Robots Fit for Military Search Missions

Some of the most sophisticated anthropomorphic robots known to man have been introduced by Boston Dynamics, for example with the design and development of Petman – a robot designed for testing chemical protection clothing to help understand how a soldier would stress such uniform under extreme and real life conditions.

A DARPA funded consortium at the University of Pennsylvania is now working on a robotic structure that can jump and climb, making this robot a particularly good fit for military search missions.

The RHex robot, a wheeled robot, has been designed to take on obstacles that are typically challenged by anthropomorphic robots that have been designed with sophisticated limb-like structures to climb walls and walk over harsh terrain.

Typical mechanisms that can be performed with the RHex robot includes jumping over gaps and holes and being able to move around on terrain that present this machine with challenging heights.

The following video demonstrates how the RHex Robot works. The machine has been designed to challenge any terrain:

Video courtesy of the University of Pennsylvania.

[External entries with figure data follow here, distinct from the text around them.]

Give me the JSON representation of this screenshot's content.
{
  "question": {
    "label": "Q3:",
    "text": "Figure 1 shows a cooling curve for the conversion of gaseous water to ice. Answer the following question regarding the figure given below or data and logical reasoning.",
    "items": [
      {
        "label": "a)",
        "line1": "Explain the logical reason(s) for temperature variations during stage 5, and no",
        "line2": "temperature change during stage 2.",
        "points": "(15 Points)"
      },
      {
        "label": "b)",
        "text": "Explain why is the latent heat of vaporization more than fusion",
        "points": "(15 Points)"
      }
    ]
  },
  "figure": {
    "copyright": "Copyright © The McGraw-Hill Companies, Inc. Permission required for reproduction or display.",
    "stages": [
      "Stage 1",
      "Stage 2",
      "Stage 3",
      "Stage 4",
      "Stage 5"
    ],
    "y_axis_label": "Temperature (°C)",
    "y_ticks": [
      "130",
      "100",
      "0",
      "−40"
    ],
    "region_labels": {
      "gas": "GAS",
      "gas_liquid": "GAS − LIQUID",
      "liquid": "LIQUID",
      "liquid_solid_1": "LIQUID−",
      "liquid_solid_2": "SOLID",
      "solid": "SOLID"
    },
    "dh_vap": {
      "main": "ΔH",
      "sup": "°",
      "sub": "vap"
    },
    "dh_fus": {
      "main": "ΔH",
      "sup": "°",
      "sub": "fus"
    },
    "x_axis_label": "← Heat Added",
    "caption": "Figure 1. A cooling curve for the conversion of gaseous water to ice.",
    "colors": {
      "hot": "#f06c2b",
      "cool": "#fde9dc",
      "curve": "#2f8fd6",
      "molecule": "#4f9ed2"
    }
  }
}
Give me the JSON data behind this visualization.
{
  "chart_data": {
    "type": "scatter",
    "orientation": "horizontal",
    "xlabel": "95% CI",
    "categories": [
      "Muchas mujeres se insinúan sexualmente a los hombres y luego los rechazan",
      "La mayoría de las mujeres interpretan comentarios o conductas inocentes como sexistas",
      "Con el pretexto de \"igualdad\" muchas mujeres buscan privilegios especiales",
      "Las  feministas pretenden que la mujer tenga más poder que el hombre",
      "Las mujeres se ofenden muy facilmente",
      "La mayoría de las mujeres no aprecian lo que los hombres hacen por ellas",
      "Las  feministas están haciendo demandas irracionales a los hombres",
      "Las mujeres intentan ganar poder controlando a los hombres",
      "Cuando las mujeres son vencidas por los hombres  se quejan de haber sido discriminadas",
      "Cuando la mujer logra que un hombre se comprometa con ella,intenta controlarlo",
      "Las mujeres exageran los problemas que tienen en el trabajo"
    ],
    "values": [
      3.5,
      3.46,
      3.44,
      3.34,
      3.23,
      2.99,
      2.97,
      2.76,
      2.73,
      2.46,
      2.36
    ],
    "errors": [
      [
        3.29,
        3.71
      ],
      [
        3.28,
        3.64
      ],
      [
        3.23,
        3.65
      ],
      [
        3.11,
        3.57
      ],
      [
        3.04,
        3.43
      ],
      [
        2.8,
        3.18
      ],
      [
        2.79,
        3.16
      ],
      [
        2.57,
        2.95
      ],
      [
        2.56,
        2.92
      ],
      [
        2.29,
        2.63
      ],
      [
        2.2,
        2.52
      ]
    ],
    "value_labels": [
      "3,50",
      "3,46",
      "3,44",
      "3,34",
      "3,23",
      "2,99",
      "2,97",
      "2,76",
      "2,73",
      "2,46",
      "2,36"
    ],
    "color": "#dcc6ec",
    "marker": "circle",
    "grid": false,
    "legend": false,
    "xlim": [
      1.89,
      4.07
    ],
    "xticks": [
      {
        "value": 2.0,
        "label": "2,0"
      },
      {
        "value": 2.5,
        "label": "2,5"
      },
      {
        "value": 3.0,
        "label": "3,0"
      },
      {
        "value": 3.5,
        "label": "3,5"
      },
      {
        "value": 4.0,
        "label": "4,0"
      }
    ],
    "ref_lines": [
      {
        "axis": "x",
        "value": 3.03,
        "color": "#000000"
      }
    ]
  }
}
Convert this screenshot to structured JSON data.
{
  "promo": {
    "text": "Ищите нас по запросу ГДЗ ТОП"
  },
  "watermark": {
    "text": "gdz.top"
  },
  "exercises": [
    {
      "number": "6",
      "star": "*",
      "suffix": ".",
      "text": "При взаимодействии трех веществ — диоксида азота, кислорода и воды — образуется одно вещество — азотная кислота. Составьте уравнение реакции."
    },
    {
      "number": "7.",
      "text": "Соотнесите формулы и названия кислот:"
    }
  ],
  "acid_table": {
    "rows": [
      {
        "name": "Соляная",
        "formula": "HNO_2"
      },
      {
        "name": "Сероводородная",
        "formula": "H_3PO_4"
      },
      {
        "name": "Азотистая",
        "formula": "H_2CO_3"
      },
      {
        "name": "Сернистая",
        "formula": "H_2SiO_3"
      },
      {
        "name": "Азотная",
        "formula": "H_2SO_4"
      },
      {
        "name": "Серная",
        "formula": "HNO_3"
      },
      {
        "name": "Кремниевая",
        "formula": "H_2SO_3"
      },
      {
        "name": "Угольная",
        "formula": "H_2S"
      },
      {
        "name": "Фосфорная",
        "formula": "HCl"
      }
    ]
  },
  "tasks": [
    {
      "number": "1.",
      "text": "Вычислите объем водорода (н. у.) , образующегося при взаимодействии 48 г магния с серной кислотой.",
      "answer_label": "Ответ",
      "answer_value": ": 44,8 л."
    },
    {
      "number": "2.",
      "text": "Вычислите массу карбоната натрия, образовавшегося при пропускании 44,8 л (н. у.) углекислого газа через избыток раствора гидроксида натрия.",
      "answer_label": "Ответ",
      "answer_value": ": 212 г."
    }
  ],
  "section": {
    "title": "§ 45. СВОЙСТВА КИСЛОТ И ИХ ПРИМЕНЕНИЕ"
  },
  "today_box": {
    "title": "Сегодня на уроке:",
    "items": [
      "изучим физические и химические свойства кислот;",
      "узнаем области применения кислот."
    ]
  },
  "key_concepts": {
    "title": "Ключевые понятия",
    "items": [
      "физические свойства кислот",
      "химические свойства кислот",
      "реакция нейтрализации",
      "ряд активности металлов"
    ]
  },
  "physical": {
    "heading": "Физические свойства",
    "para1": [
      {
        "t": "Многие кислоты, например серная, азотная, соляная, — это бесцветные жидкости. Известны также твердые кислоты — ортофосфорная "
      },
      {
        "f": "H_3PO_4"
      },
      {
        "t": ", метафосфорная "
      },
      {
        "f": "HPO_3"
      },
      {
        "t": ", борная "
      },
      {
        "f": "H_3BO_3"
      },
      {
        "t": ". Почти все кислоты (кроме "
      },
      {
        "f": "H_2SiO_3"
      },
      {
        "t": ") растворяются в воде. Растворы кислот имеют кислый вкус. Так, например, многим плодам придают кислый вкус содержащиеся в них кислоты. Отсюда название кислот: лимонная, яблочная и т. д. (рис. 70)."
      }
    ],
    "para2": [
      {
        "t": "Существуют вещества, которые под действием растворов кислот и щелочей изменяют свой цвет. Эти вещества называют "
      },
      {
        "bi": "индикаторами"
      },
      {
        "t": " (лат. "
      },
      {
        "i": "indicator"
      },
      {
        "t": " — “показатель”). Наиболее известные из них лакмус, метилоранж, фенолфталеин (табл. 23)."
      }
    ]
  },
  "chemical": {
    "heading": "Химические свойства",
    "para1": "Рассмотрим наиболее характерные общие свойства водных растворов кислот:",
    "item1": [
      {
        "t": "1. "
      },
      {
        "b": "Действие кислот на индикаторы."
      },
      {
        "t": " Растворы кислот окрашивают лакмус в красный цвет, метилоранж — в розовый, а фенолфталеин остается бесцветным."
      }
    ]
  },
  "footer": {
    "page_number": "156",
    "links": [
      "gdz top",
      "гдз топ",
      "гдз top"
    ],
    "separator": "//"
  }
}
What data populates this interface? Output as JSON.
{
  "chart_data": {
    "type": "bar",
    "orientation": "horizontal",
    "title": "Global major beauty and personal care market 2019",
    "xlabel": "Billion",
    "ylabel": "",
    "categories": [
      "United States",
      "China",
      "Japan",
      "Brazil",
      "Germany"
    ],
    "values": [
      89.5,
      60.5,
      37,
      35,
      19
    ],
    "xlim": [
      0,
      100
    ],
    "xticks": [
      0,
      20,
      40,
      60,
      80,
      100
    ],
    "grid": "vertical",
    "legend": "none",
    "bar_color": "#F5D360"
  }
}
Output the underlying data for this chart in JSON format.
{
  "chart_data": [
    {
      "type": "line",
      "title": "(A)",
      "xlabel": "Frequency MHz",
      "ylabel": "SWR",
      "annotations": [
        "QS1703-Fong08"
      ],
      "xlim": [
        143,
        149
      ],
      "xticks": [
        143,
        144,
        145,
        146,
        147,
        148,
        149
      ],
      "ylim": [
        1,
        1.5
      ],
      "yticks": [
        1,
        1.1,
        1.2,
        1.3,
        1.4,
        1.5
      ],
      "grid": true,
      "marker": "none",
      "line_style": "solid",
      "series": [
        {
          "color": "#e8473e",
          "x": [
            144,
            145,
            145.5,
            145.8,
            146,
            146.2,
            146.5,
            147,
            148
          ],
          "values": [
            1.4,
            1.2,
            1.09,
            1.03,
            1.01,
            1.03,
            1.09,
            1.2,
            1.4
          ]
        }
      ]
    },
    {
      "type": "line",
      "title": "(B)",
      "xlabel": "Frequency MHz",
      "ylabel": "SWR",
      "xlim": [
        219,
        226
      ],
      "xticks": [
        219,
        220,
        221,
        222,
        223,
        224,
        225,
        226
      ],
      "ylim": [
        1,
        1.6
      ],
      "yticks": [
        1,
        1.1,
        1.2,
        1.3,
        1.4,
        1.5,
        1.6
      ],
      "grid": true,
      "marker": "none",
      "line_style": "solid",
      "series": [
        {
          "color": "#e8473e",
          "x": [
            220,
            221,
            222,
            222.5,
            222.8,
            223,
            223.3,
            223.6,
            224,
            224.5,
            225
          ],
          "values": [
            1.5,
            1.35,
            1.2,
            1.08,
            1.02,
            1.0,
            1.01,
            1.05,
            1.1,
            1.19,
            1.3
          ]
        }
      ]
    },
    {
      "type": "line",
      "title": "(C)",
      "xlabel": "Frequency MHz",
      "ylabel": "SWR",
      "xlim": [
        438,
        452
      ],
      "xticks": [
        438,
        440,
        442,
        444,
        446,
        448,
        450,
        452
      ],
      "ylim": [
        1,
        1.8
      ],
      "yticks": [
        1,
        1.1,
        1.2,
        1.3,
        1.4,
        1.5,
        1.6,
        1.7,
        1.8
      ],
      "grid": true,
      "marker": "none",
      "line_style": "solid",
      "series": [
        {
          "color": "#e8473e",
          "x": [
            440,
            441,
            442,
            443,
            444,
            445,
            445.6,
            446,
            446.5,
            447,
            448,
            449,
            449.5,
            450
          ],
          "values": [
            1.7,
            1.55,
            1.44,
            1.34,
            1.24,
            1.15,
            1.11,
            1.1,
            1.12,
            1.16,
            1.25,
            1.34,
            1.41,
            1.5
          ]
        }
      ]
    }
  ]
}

The RHex Robot is built with a lightweight carbon fiber, an important design objective for ensuring that the robot doesn’t consume too much power when being used in harsh, extremely challenging environments.

When considering the development of military robotics, the key test for researchers in this field will be to refine these machines so that they can interoperate with humans and are able to operate in unpredictable spaces without military staff sending commands.

The RHex Robot is a fundamental contribution to the application of robots in military-controlled operations and researchers are placing great focus on incorporating sensor technology into this robot for robust state estimation, visual navigation and obstacle avoidance.